6. How you set bonus targets

Compliance risks are often created well before employees are faced with a bribery opportunity. The problem can start when management decides what a sales target should be. That process, Bistrong says, is often “fraught with, for lack of a better word, lies.” The team responsible for achieving the goals will want them to be as easy as possible, while management will want to stretch employees—often beyond the bounds of market reality, Bistrong says.

He points to an example in his own career when the market had taken a downturn and he warned his superiors that the numbers weren’t going to be as good the following year—only to be told, he says, “Richard, we’re a public company, we don’t do sales decreases.” Bistrong says a statement like that is “a leadership failure, because they’re dictating conditions that have run afoul with market reality.” But “the Richard Bistrong failure is saying, ‘Ok, I got this, we’ll get the sales increase’—as opposed to putting a line in the sand.” Managers can make a big difference by sending “a loud message that you never will be financially penalized even day the before a quarter expires by coming to us and telling us that you’re being held up by a small bribe,” Bistrong says.

How management responds to the prospect of unmet goals is “a difference between a well-managed company and a poorly managed company,” Hodak argues. Well-managed ones are prepared to disappoint investors with a bad quarter, knowing that “in the long run, we are dramatically reducing risks of something crazy going on that’s gonna land us in much more hot water,” he says.

7. The bonus structure at the top of the house

Small tweaks to each of these factors can add together to make bribery risks considerably smaller for employees in the field. But companies also need to think through the impact of the bonus system for those at or close to the top of the org chart.

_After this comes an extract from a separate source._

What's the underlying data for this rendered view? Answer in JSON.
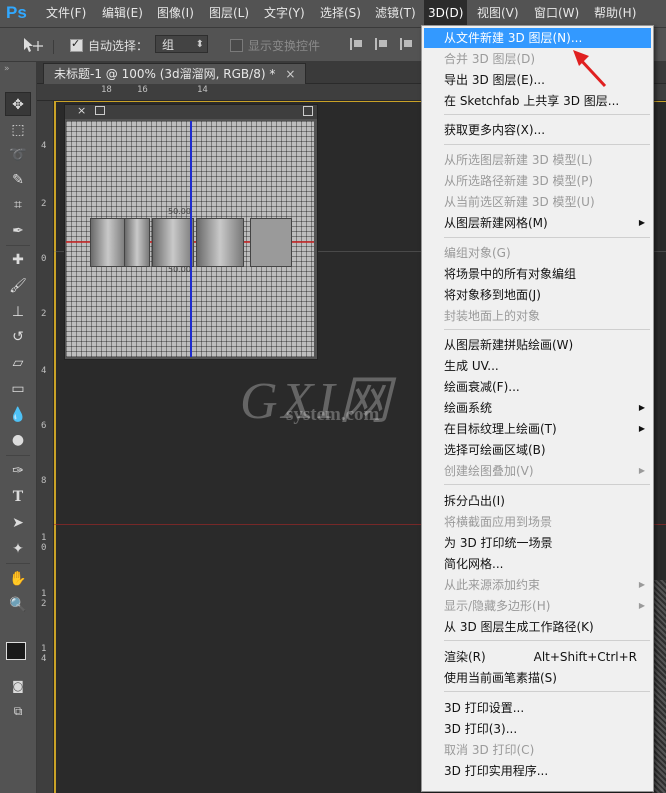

Though boards may think they’re making a smart move by making executive pay bonus-heavy, with the upshot being that senior leaders make decent money in a poor year and perhaps tens of millions a good one, it creates “the ultimate risk that the company is going get involved in horrible scandals,” says Hodak, arguing that the Wells Fargo scandal, though executed at the branch level, started at the top. “When you have that much at stake, it makes you blinder in terms of what’s going on in the organization.”

The ultimate incentive

Even if you’re unfussed by things like bribery risks and company cultural rot, thinking through each of these measures can bring another tangible benefit, at least to American companies: If you ever do get caught up in a corporate scandal, the US Department of Justice now says (pdf, p.6) it’s going to look into whether your firm has “incentivized compliance and ethical behavior.”  So all the better, Bistrong says, to view compliance teams as partners and not as “the bonus prevention department.”